Durch den stattgefundenen Transformationsprozess der Guerilla und die gewonnenen Kriegserfahrungen, ist es ihr gelungen, die negativen Auswirkungen der jahreszeitlichen Besonderheiten auf ihre Handlungsfähigkeit zu überwinden. Es hat sich herausgestellt, dass die Guerilla der demokratischen Moderne auf der Grundlage der Linie der apoistischen Opferbereitschaft unter jeglichen Bedingungen und Umständen kämpfen kann. Zweifellos haben diese revolutionären Operationen bereits große Erfolge erzielt, aber die wichtigsten Ergebnisse werden sich erst langfristig einstellen. Der Grund dafür ist, dass das Erdoğan-Regime, das sein gesamtes inneres und äußeres Gleichgewicht und seine gesamte Existenz in diesen Krieg investiert hat, kurz vor dem Zusammenbruch steht.

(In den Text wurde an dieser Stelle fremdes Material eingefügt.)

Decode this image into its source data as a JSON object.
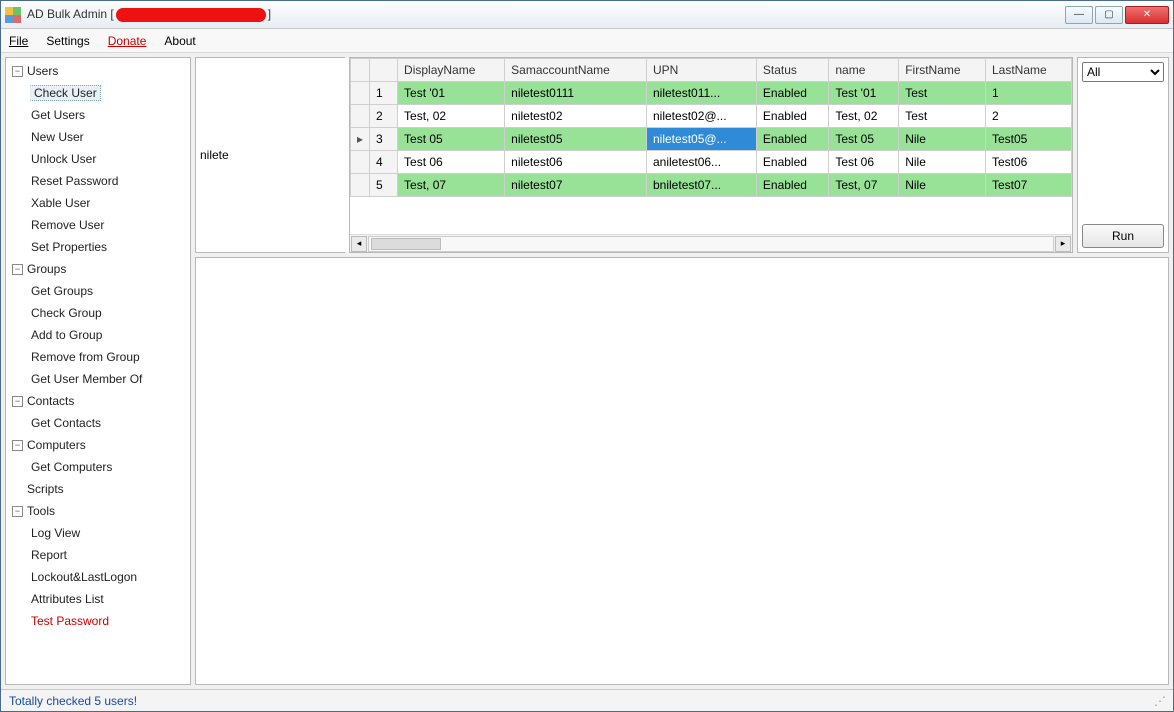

Es ist nicht mehr in der Lage, die schwere Niederlage zu verbergen, die es gegen die Guerilla in den Medya-Verteidigungsgebieten erlitten hat. Das türkische Regime ist kein ernstzunehmender Akteur in der Regionalpolitik mehr. Es arbeitet mit aller Macht daran, den Rassismus zu vertiefen, indem es den Tod von Soldaten als innenpolitisches Instrument einsetzt. Erdoğan und Bahçeli haben die Gesellschaft um ihrer eigenen Macht willen als Geisel genommen. Diese revolutionären Operationen haben bewiesen, wie verkommen und ohnmächtig diese Regierung und ihre Besatzungsarmee sind.